Minimalism: Buy More to Buy Less?

cos, fashion, wardrobe, shopping, minimalism

I have been known to bulk buy oversized tops from COS.

It might seem absurd to suggest that buying more may lead to buying less, but I’ve been testing this minimalism theory for a few years now, so hear me out. Most people I know, myself included, spend most of our time wearing our wardrobe staples; the jeans, sweater, or shoes that made up our every day clothes. These have ended up being the pieces that I am most careful about with regards to fit, fabric, and quality. If it is the sweater you are going to wear all winter, or the shoes you’ll walk the dog in six months a year, they need to look good, last long, and feel good.

These wardrobe foundation items can sometimes be quite difficult to find, so when I do find one, I tend to buy them in multiples. I started this a few years ago, when I had bought an item I loved, knew it was perfect, and then was scared to wear it because I didn’t want to ruin it. That completely defeated the purpose of buying it, because I ended up “saving it.” (Saving things is kind of my pet peeve, totally anti-minimalism, but I am guilty of it sometimes and it is a habit I am trying to break.)

fashion, wardrobe, shopping, minimalism, uniqlo, perfect jeans

I now own six pairs of Uniqlo jeans. Boring, but really nice to wear.

Now that I am so in tune with what I wear, how I like things to fit, and what kind of outfits I put together, it is usually quite easy to figure out straight away if something is going to be a staple. These days, if I spot something I know is going to be a winner, I sometimes just buy two. Maybe one will be on every day rotation, the other will be saved for times when you don’t want to wear something that has visibly been worn one hundred times.

This happened last week when I found a black skirt at the Gap (I think a remnant of the last Rebekka Bay collection – sob!) and I hesitated in store because I wasn’t sure to buy two, and buy the striped version as well. In the end, I only bought one, got home, wore it, and then panicked to buy a second because I knew this was an awesome skirt. (Good news – I found one online in Canada and purchased it.) I’ve done it with t-shirts, cashmere sweaters, jeans, and shoes. This new shopping concept has played a big role in achieving minimalism in my closet, since I tend to fill it with things I actually want to wear.

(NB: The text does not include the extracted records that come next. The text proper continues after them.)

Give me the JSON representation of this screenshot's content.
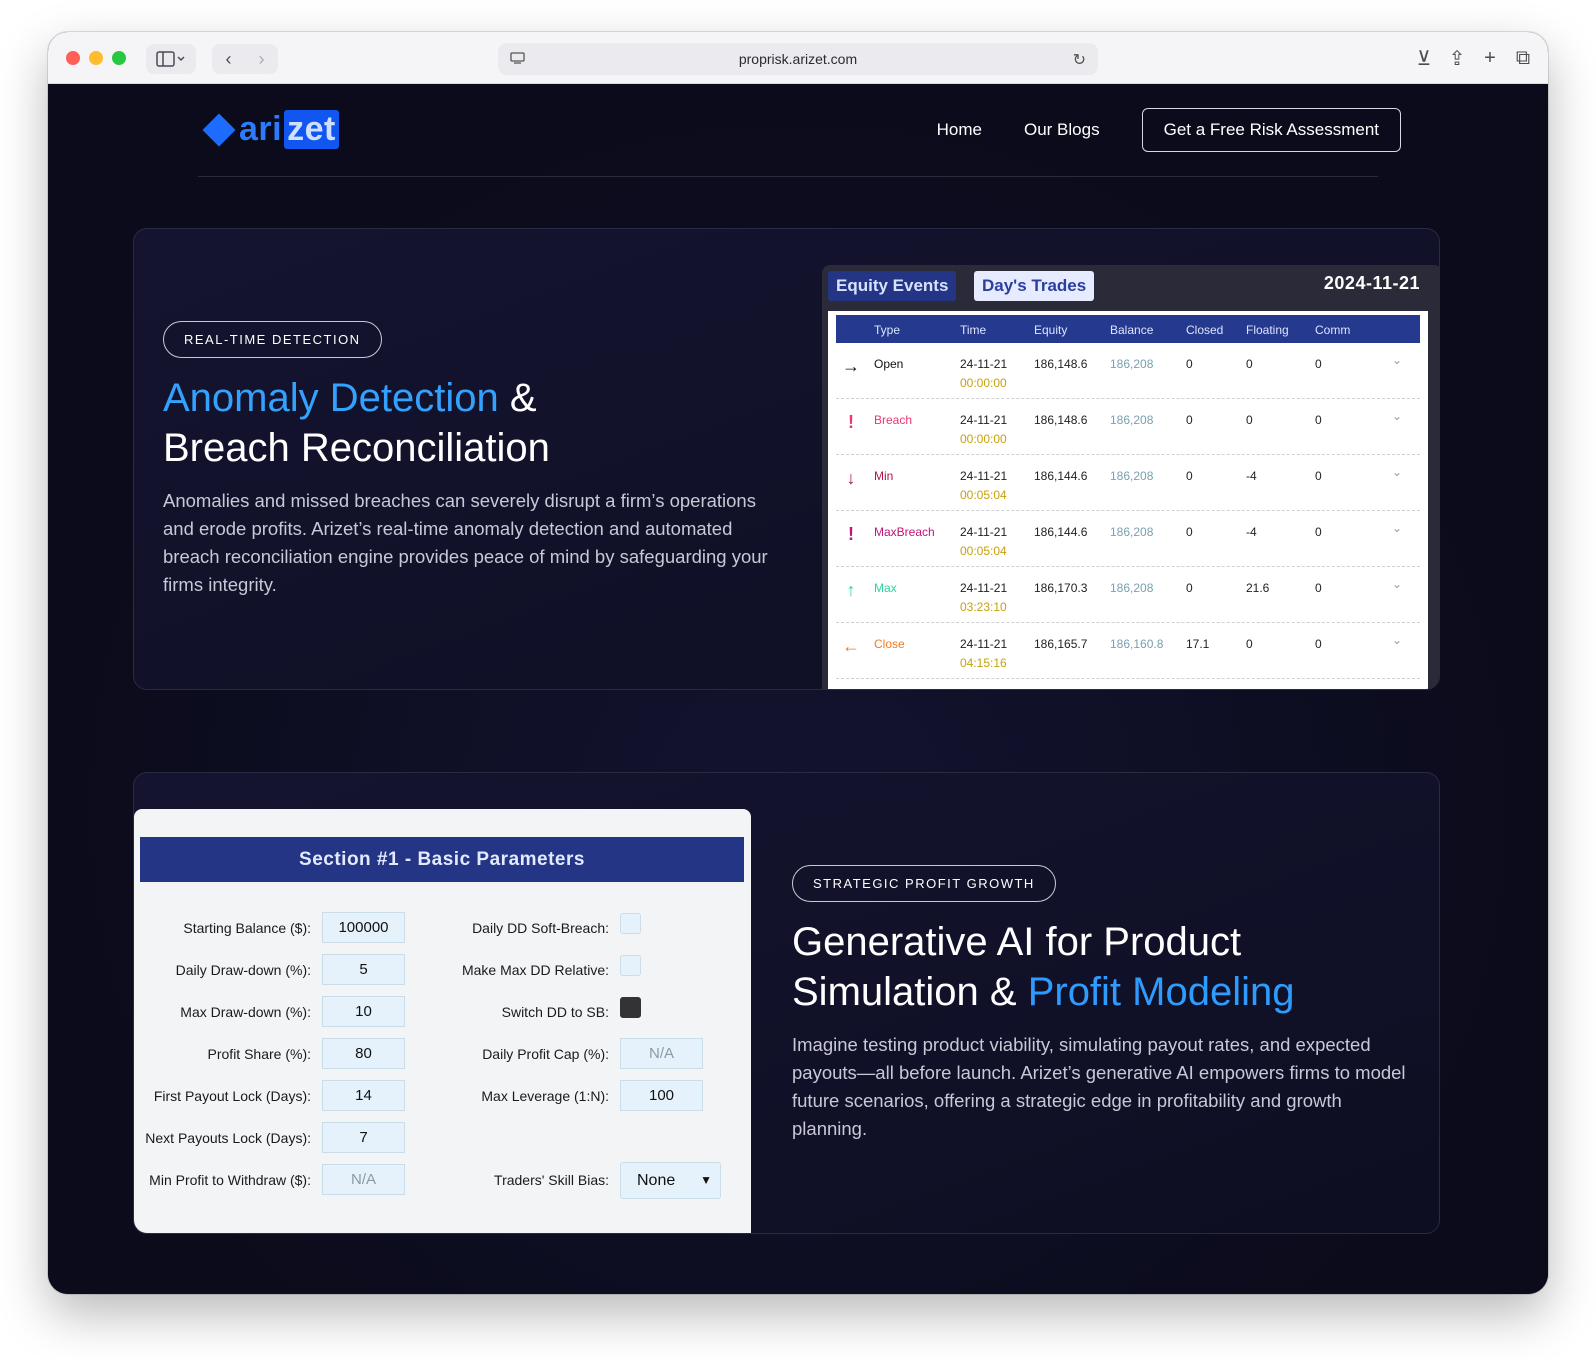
{
  "browser": {
    "url": "proprisk.arizet.com"
  },
  "header": {
    "logo_text": "ari",
    "logo_highlight": "zet",
    "nav": [
      "Home",
      "Our Blogs"
    ],
    "cta_label": "Get a Free Risk Assessment"
  },
  "section1": {
    "pill": "REAL-TIME DETECTION",
    "title_highlight": "Anomaly Detection",
    "title_amp": "&",
    "title_line2": "Breach Reconciliation",
    "description": "Anomalies and missed breaches can severely disrupt a firm’s operations and erode profits. Arizet’s real-time anomaly detection and automated breach reconciliation engine provides peace of mind by safeguarding your firms integrity.",
    "panel": {
      "tab_active": "Equity Events",
      "tab_inactive": "Day's Trades",
      "date": "2024-11-21",
      "columns": [
        "Type",
        "Time",
        "Equity",
        "Balance",
        "Closed",
        "Floating",
        "Comm"
      ],
      "rows": [
        {
          "icon": "arrow-right-icon",
          "glyph": "→",
          "color": "#111111",
          "type": "Open",
          "date": "24-11-21",
          "time": "00:00:00",
          "equity": "186,148.6",
          "balance": "186,208",
          "closed": "0",
          "floating": "0",
          "comm": "0"
        },
        {
          "icon": "alert-circle-icon",
          "glyph": "!",
          "color": "#e8386f",
          "type": "Breach",
          "date": "24-11-21",
          "time": "00:00:00",
          "equity": "186,148.6",
          "balance": "186,208",
          "closed": "0",
          "floating": "0",
          "comm": "0"
        },
        {
          "icon": "arrow-down-icon",
          "glyph": "↓",
          "color": "#b3134e",
          "type": "Min",
          "date": "24-11-21",
          "time": "00:05:04",
          "equity": "186,144.6",
          "balance": "186,208",
          "closed": "0",
          "floating": "-4",
          "comm": "0"
        },
        {
          "icon": "warning-triangle-icon",
          "glyph": "!",
          "color": "#c0147a",
          "type": "MaxBreach",
          "date": "24-11-21",
          "time": "00:05:04",
          "equity": "186,144.6",
          "balance": "186,208",
          "closed": "0",
          "floating": "-4",
          "comm": "0"
        },
        {
          "icon": "arrow-up-icon",
          "glyph": "↑",
          "color": "#2fd3a0",
          "type": "Max",
          "date": "24-11-21",
          "time": "03:23:10",
          "equity": "186,170.3",
          "balance": "186,208",
          "closed": "0",
          "floating": "21.6",
          "comm": "0"
        },
        {
          "icon": "arrow-left-icon",
          "glyph": "←",
          "color": "#f07b22",
          "type": "Close",
          "date": "24-11-21",
          "time": "04:15:16",
          "equity": "186,165.7",
          "balance": "186,160.8",
          "closed": "17.1",
          "floating": "0",
          "comm": "0"
        }
      ]
    }
  },
  "section2": {
    "pill": "STRATEGIC PROFIT GROWTH",
    "title_line1": "Generative AI for Product",
    "title_line2_plain": "Simulation &",
    "title_line2_highlight": "Profit Modeling",
    "description": "Imagine testing product viability, simulating payout rates, and expected payouts—all before launch. Arizet’s generative AI empowers firms to model future scenarios, offering a strategic edge in profitability and growth planning.",
    "params": {
      "title": "Section #1 - Basic Parameters",
      "left": [
        {
          "label": "Starting Balance ($):",
          "value": "100000"
        },
        {
          "label": "Daily Draw-down (%):",
          "value": "5"
        },
        {
          "label": "Max Draw-down (%):",
          "value": "10"
        },
        {
          "label": "Profit Share (%):",
          "value": "80"
        },
        {
          "label": "First Payout Lock (Days):",
          "value": "14"
        },
        {
          "label": "Next Payouts Lock (Days):",
          "value": "7"
        },
        {
          "label": "Min Profit to Withdraw ($):",
          "value": "N/A"
        }
      ],
      "right_checks": [
        {
          "label": "Daily DD Soft-Breach:",
          "checked": false
        },
        {
          "label": "Make Max DD Relative:",
          "checked": false
        },
        {
          "label": "Switch DD to SB:",
          "checked": true
        }
      ],
      "right_inputs": [
        {
          "label": "Daily Profit Cap (%):",
          "value": "N/A"
        },
        {
          "label": "Max Leverage (1:N):",
          "value": "100"
        }
      ],
      "skill_bias_label": "Traders' Skill Bias:",
      "skill_bias_value": "None"
    }
  }
}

fashion, wardrobe, shopping, minimalism

My Shopbop order history includes a ton of black cashmere sweaters, a wardrobe basic that we all need.

So how does buying multiples help you to buy less? For me, it means I know what works and I only buy the things that work. If I can go back to a company and buy the same jeans or underwear I always buy, I know for sure they will fit correctly and look good. I buy them when I need them and I know they will be worn. Or if it is something seasonal, I try and figure out very quickly if it is going ot be a popular piece for me, and I stock up. This way, I have what I need and I don’t have to try out new shapes that look good in store but end up being wrong later and then go to waste. I am quite sure that this system has saved me lots of money and time, as I now have six pairs of jeans in my wardrobe, instead of the fifteen I had before.

While minimalism advocates buying less, I think there is something to be said about buying more when you know it is just right. It takes the stress out of shopping and it means your wardrobe is full of clothes you know you will wear. And it means you don’t have to panic buy jeans or underwear or t-shirts when you run out, only to find that the pocket/waist/fabric/length is just not right.

Images from www.cosstores.com, www.uniqlo.com, and www.shopbop.com.

  • Penelope R.

    I think it is ok to buy more what you like as long as you now it is something that you will actually wear, rather than stuff it in your closet along with the other 90% of your clothes just because it looked pretty but not translatable to your everyday life.